Mi abuela había ordenado hacer un pastel gigante de crema y chocolate, decoraron la casa con flores y mis padres le susurraban cosas a Rosie con aspecto sospechoso.

En la noche, después de la cena especial que hicieron para Miguel, mis padres se pusieron de pie y levantaron sus copas para hacer un brindis. Dieron un discurso aburrido de lo mucho que lo querían y que era considerado como uno más de la familia Edwards.

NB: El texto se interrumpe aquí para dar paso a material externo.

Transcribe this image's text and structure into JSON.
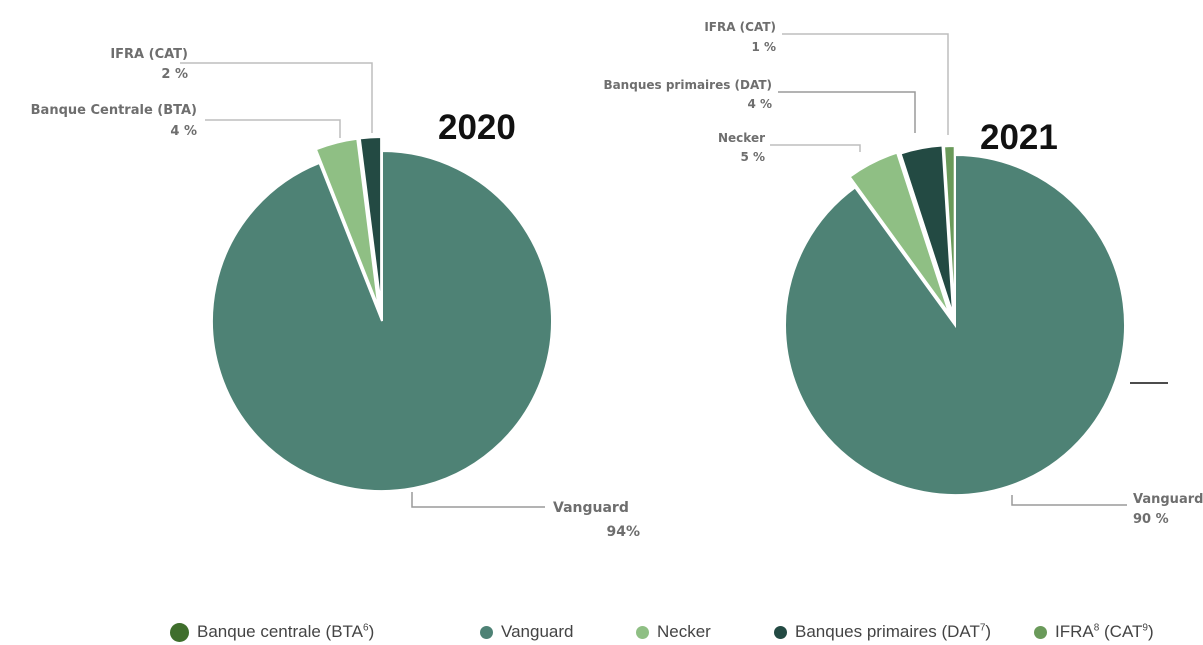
{
  "chart_data": [
    {
      "type": "pie",
      "title": "2020",
      "slices": [
        {
          "name": "Vanguard",
          "value": 94,
          "label": "Vanguard",
          "percent_label": "94%",
          "color": "#4e8275"
        },
        {
          "name": "Banque Centrale (BTA)",
          "value": 4,
          "label": "Banque Centrale (BTA)",
          "percent_label": "4 %",
          "color": "#8fbf84"
        },
        {
          "name": "IFRA (CAT)",
          "value": 2,
          "label": "IFRA (CAT)",
          "percent_label": "2 %",
          "color": "#234a43"
        }
      ]
    },
    {
      "type": "pie",
      "title": "2021",
      "slices": [
        {
          "name": "Vanguard",
          "value": 90,
          "label": "Vanguard",
          "percent_label": "90 %",
          "color": "#4e8275"
        },
        {
          "name": "Necker",
          "value": 5,
          "label": "Necker",
          "percent_label": "5 %",
          "color": "#8fbf84"
        },
        {
          "name": "Banques primaires (DAT)",
          "value": 4,
          "label": "Banques primaires (DAT)",
          "percent_label": "4 %",
          "color": "#234a43"
        },
        {
          "name": "IFRA (CAT)",
          "value": 1,
          "label": "IFRA (CAT)",
          "percent_label": "1 %",
          "color": "#6a9a5a"
        }
      ]
    }
  ],
  "legend": [
    {
      "label": "Banque centrale (BTA",
      "sup1": "6",
      "suffix": ")",
      "color": "#3f6e2c",
      "icon": "circle-marker"
    },
    {
      "label": "Vanguard",
      "color": "#4e8275",
      "icon": "circle-marker"
    },
    {
      "label": "Necker",
      "color": "#8fbf84",
      "icon": "circle-marker"
    },
    {
      "label": "Banques primaires (DAT",
      "sup1": "7",
      "suffix": ")",
      "color": "#234a43",
      "icon": "circle-marker"
    },
    {
      "label": "IFRA",
      "sup1": "8",
      "mid": " (CAT",
      "sup2": "9",
      "suffix": ")",
      "color": "#6a9a5a",
      "icon": "circle-marker"
    }
  ]
}
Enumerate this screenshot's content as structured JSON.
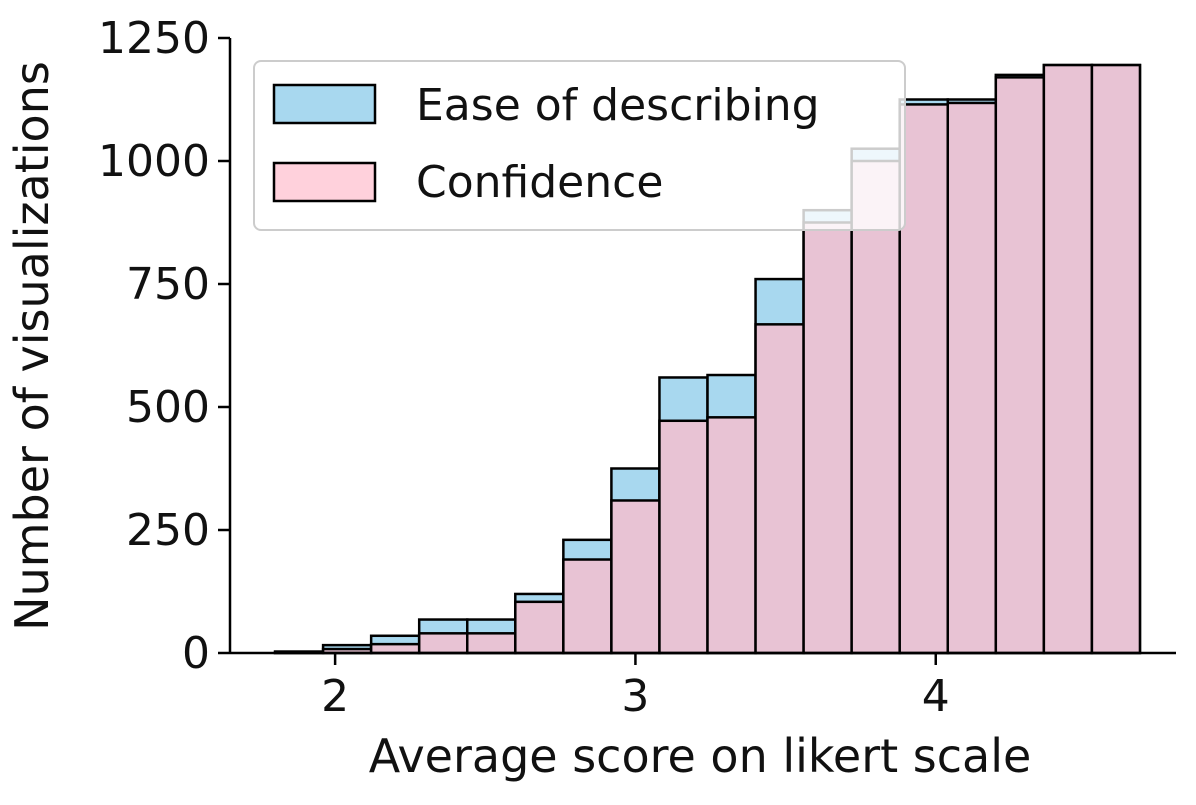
{
  "chart_data": {
    "type": "bar",
    "title": "",
    "xlabel": "Average score on likert scale",
    "ylabel": "Number of visualizations",
    "xlim": [
      1.65,
      4.8
    ],
    "ylim": [
      0,
      1250
    ],
    "xticks": [
      2,
      3,
      4
    ],
    "yticks": [
      0,
      250,
      500,
      750,
      1000,
      1250
    ],
    "grid": false,
    "legend_position": "top-left",
    "bin_edges": [
      1.8,
      1.96,
      2.12,
      2.28,
      2.44,
      2.6,
      2.76,
      2.92,
      3.08,
      3.24,
      3.4,
      3.56,
      3.72,
      3.88,
      4.04,
      4.2,
      4.36,
      4.52,
      4.68
    ],
    "series": [
      {
        "name": "Ease of describing",
        "color": "#a8d8ef",
        "values": [
          3,
          16,
          35,
          68,
          68,
          120,
          230,
          375,
          560,
          565,
          760,
          900,
          1025,
          1125,
          1125,
          1175,
          1195,
          1195
        ]
      },
      {
        "name": "Confidence",
        "color": "#ffd1dc",
        "values": [
          1,
          8,
          18,
          40,
          40,
          104,
          190,
          310,
          472,
          479,
          668,
          875,
          1000,
          1115,
          1118,
          1170,
          1195,
          1195
        ]
      }
    ],
    "overlap_color": "#e8c3d4"
  }
}
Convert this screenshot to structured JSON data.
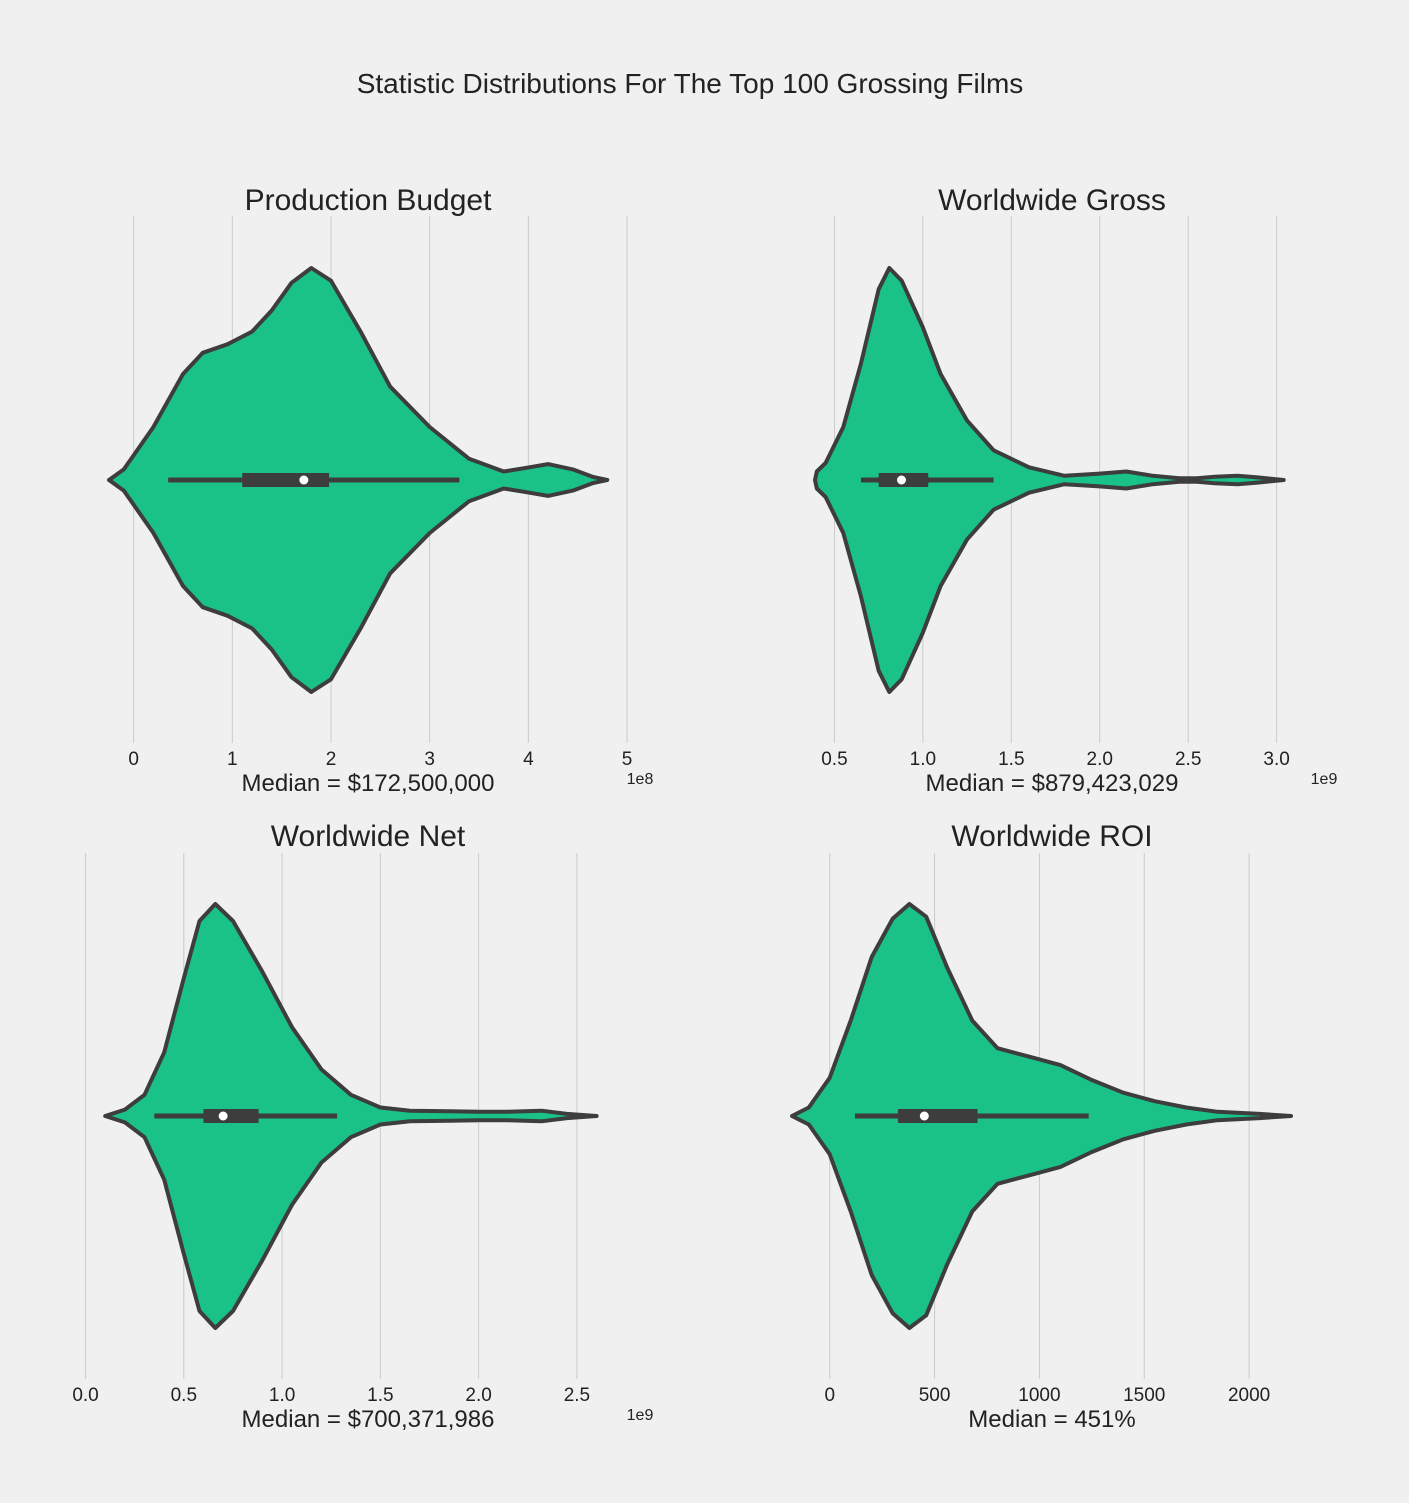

Entonces, la abuela comenzó a soltar lágrimas de felicidad, Rosie no paraba de sonreir y mis padres se miraron entre sí como a punto de revelar un secreto.

Pero lo que dijeron fue más que un secreto, fue mi condena.

—Y por todo ese cariño que te tenemos, Miguel —dijo mi padre, radiante con su traje negro que fue especialmente hecho para la ocasión —queremos que formes oficialmente parte de esta familia. Así que este es nuestro regalo de cumpleaños, la mano de nuestra querida hija Valeria.